Celles-ci s’étaient matérialisées en juin 2018 après la décision de Donald Trump d’augmenter les droits de douane sur l’acier et l’aluminium importés. Mais la véritable inquiétude des Européens tient à la menace proférée, à la même époque, par le président américain de surtaxer les voitures européennes. Menace qui reste suspendue comme une épée de Damoclès.
Les exportations automobiles européennes aux États-Unis représentent un montant annuel d’environ 60 milliards d’euros.
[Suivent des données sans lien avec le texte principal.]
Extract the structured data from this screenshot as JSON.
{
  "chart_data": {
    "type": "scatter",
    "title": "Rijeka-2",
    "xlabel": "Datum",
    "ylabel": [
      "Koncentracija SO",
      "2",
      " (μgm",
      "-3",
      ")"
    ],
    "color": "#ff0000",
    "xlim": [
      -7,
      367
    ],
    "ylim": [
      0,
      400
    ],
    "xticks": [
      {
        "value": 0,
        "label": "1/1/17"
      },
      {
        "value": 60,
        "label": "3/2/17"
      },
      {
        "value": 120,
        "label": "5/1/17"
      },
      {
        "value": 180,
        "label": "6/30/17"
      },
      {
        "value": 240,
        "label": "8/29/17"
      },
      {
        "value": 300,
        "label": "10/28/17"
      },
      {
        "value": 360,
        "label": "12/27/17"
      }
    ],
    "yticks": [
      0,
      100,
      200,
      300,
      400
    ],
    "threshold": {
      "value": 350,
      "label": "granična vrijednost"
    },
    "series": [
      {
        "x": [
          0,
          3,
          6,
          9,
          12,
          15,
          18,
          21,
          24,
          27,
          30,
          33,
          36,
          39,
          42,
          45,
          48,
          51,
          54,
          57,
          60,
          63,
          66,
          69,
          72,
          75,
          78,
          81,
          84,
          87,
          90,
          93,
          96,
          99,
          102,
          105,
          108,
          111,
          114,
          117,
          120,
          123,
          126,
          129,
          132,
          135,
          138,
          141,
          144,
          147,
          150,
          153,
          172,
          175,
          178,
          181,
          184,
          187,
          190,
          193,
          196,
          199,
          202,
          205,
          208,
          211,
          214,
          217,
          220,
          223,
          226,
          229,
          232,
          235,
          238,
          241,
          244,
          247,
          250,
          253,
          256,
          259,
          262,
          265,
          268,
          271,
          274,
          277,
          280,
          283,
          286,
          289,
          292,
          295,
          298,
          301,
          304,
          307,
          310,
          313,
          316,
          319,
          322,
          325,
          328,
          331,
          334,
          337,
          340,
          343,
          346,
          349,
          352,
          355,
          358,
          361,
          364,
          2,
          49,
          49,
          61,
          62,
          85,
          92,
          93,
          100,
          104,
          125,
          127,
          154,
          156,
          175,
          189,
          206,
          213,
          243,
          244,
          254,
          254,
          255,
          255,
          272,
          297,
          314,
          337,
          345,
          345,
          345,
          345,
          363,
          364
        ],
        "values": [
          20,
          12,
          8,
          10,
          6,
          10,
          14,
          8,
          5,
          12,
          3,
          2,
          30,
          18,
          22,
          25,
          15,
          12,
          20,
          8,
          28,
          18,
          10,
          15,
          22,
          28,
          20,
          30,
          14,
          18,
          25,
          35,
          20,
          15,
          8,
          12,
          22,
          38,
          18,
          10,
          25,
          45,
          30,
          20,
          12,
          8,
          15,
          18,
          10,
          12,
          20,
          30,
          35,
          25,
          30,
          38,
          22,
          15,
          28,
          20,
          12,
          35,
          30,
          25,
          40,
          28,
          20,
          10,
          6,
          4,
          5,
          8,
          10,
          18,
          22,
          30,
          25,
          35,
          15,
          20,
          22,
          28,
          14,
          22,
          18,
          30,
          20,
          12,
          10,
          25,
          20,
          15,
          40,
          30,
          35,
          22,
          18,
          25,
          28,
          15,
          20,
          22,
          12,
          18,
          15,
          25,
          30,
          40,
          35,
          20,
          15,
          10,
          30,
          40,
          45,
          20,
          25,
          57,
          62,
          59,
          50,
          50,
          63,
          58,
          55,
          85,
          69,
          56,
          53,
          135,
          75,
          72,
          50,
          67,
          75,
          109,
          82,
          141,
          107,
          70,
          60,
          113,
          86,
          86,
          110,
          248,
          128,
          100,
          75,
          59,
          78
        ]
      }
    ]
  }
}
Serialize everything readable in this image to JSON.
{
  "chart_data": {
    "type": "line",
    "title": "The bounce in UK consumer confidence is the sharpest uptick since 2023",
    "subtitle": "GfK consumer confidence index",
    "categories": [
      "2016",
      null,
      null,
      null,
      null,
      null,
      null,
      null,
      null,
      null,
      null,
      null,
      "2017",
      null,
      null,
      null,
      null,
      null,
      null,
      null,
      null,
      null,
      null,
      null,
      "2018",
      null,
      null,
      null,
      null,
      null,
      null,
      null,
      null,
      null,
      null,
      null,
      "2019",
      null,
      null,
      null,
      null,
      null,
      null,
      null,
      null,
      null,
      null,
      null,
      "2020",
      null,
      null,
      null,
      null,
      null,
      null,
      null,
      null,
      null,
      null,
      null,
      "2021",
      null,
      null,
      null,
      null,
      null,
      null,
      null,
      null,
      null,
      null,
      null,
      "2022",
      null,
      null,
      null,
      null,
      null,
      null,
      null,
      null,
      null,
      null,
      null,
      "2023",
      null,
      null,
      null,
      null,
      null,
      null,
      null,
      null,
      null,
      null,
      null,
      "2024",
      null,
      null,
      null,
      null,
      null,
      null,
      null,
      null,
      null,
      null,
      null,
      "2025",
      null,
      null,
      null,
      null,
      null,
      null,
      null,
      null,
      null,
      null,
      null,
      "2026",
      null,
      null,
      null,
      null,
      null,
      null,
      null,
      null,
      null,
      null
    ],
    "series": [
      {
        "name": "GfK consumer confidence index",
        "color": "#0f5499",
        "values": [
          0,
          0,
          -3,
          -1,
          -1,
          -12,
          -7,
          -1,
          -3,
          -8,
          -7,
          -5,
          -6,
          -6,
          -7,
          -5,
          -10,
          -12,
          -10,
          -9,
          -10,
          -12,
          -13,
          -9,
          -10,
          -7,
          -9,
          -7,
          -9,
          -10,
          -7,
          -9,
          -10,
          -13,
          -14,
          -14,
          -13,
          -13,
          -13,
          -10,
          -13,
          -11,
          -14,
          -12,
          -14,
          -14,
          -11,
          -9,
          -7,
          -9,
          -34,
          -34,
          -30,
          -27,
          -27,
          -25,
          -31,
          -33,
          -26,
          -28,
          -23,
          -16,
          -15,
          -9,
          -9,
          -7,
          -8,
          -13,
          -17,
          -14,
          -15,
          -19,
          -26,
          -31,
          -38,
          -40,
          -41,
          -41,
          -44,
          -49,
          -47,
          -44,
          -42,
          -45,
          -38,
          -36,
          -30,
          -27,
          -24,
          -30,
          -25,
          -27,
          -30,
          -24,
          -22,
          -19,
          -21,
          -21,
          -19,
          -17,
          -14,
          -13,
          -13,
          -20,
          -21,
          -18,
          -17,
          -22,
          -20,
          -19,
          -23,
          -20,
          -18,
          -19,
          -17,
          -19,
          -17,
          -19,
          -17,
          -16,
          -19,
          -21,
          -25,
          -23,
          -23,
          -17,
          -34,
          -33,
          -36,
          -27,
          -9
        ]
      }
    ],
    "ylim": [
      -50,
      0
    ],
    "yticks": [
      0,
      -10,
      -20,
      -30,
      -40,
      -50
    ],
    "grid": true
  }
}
L’enjeu est donc très lourd, en particulier pour les constructeurs allemands, mais aussi pour ceux d’Italie et du Royaume-Uni, sans parler des équipementiers français.
En acceptant de négocier avec Donald Trump, l’Europe espère faire baisser la pression sur ce dossier. C’est, à mon sens, la principale, sinon la seule, motivation de ces pourparlers. Car, pour le reste, les avantages qu’elle peut en tirer sont très limités.
Les négociations doivent principalement porter sur l’abaissement des droits de douane sur les biens industriels, hors automobile. Or, ceux-ci sont déjà très bas : 2 % en moyenne. Les abaisser encore n’aurait qu’un effet négligeable sur l’augmentation des échanges et le gain de croissance qu’on peut en espérer.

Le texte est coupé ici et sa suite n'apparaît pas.